There are many good reasons why the several thousand people who have written for our publications have never once before claimed this idea for our tradition.

Revolutionaries in the unions are a minority; always, in the past, we have admitted this fact. Admitting you are a minority enables you to plan how to become a majority. Imagine if you were the SWP members of the national executive of the teachers NUT union. In January 2013, these comrades argued within the NUT that there should be strike action by the union. There was a majority decision, which they lost, and the union voted not to take action.

Far from accept a majority decision, the comrades then produced a petition to overturn that decision, and are hoping to have enough delegates elected to the NUT’s conference, to ensure that the vote will, in effect, be reversed. Well done them! As a result of their refusal to accept majority decisions, the possibilities of struggle by that union over the next few months are very much increased.

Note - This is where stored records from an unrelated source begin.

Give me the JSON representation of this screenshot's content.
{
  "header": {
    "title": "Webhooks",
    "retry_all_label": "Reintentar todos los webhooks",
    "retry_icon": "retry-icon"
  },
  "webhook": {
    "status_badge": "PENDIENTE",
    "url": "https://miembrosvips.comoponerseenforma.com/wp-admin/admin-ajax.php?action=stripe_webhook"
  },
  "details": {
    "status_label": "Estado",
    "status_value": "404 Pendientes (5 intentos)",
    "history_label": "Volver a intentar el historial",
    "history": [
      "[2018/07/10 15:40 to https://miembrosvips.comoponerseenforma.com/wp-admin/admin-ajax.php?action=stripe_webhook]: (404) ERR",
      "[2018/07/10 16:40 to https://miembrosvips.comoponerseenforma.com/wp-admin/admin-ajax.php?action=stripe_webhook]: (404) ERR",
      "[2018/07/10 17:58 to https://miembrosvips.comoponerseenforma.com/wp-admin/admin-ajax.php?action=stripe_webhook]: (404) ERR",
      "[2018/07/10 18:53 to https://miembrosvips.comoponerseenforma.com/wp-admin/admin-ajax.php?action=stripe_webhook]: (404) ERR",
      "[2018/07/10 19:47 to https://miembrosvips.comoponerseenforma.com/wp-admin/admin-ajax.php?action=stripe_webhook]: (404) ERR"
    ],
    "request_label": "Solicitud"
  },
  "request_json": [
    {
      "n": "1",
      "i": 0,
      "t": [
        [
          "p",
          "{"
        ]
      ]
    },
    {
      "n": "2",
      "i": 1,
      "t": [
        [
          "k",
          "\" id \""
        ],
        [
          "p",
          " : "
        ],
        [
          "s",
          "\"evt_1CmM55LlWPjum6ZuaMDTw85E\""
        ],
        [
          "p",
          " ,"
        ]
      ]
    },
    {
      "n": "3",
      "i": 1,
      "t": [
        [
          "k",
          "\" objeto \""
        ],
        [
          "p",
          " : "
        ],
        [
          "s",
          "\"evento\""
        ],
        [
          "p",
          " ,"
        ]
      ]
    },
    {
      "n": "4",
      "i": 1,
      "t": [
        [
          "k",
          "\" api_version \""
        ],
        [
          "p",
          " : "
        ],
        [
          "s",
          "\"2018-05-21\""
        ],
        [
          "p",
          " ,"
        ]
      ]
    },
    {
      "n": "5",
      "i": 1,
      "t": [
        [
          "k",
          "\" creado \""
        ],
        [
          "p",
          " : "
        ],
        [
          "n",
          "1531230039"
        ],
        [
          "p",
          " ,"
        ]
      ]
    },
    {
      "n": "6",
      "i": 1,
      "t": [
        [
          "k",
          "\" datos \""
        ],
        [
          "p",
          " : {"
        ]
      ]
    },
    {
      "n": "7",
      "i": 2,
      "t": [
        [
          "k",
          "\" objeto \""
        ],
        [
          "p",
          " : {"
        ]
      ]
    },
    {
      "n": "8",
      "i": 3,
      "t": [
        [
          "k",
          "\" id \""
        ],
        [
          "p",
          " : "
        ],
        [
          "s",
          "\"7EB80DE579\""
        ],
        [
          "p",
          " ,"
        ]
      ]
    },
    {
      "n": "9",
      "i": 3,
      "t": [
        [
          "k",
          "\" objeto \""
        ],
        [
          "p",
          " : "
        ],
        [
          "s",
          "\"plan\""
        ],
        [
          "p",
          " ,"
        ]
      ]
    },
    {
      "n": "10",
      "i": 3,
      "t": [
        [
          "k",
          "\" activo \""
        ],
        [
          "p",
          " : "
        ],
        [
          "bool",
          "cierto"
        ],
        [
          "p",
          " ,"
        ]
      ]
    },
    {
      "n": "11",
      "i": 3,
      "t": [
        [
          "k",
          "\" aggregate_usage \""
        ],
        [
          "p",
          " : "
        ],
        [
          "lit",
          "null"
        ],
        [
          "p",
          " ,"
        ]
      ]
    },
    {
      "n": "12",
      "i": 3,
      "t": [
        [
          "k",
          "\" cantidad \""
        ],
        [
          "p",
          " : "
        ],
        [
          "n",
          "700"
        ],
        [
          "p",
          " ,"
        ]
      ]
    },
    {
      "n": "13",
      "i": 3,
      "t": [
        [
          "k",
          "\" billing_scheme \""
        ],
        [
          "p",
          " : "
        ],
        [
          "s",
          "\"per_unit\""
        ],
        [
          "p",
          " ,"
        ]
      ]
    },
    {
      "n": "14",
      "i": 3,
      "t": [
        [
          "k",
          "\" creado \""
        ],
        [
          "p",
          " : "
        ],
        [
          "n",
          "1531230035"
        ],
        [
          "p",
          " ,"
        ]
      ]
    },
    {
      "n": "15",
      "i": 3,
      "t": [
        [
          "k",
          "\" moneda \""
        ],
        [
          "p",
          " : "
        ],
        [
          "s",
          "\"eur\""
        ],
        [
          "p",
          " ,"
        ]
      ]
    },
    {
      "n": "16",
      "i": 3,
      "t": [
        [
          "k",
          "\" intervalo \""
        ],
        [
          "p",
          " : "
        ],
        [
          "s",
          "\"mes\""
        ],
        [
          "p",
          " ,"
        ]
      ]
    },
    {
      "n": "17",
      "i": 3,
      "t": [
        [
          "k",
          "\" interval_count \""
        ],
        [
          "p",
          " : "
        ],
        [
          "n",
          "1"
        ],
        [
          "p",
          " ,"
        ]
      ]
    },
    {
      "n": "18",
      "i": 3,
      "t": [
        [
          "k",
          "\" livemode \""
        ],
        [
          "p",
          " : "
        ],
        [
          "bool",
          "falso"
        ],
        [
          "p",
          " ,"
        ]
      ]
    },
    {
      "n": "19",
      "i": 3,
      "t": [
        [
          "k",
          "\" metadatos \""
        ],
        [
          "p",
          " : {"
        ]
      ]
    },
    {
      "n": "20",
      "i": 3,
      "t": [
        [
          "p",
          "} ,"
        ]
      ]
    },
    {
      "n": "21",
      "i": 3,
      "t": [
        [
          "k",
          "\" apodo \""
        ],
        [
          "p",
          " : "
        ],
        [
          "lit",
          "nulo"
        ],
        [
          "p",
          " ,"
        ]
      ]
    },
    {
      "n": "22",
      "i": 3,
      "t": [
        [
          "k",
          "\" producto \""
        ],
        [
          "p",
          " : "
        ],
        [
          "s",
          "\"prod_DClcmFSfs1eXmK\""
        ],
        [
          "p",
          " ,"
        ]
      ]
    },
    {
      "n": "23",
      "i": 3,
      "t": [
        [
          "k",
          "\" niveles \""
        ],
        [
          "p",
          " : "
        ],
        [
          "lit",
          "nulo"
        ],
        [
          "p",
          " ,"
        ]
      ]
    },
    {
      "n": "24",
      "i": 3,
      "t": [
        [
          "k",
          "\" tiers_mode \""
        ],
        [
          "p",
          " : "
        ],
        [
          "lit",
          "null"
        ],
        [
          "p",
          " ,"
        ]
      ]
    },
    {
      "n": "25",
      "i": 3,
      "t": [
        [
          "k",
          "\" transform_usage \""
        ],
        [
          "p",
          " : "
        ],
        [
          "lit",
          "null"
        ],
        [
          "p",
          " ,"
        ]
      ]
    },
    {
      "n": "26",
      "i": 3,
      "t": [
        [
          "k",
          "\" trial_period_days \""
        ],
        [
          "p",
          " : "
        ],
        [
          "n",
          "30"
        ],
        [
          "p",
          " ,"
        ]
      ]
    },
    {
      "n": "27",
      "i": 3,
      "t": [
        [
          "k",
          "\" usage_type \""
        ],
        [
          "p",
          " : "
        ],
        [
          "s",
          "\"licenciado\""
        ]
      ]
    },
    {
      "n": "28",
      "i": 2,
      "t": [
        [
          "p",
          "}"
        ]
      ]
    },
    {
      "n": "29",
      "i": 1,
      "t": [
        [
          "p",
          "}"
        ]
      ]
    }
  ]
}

If union majorities regularly disposed of minorities with “wrath”, the NUT’s General Secretary would be entitled to force the SWP members who “broke” a majority decision out of her union. Why hasn’t she turned her anger on us? Because in the lived world of union democracy, everyone is aware that even the most robust vote is binding only until next year’s conference. All of us know too that the number of trade unionists (like the number of socialists) is pitifully few, and therefore that socialist “democracy” consists very often of trying to ensure that at least enough people remain in the room, at the end of any internal controversy, so that the organisations exist to fight again on another occasion. An organisation whose leadership, on winning a narrow majority vote for an unpopular position, pushed on regardless, is an organisation which will lose a large part of its membership. Some leaders of some political parties may consider this expedient; few unions are stupid enough to agree.

The idea behind Hayes’ piece is to make it seem that the Bolsheviks (with their permanent factions, their leadership elected by individual election, and their fragile majorities dependent not on force but on political argument) were a monolith, and our present unions equally monolithic too, in order to buttress a further claim, that by threatening the pre-conference SWP minority with the anger of the leadership, any disciplinary action the leadership takes against the remaining supporters of the faction will have anything in common with democracy, socialist or otherwise.

If our leadership CC maintains its present strategy, it will reduce the membership, activity and profile of our party. This year’s Marxism remains to be built; will it be easier or harder to sign people up if members of the organisation who have been invisible for several years are authorised wed to visit those who have been active with threats of aggression? Last year, 6000 people attended the event, with comrades speaking in around 150 separate sessions; where will the 150 speakers be found this year? On the next public demonstration, they will want 100 comrades to sell the paper; how will they do so if they have forced out of the party every student and every independently-minded comrade with them?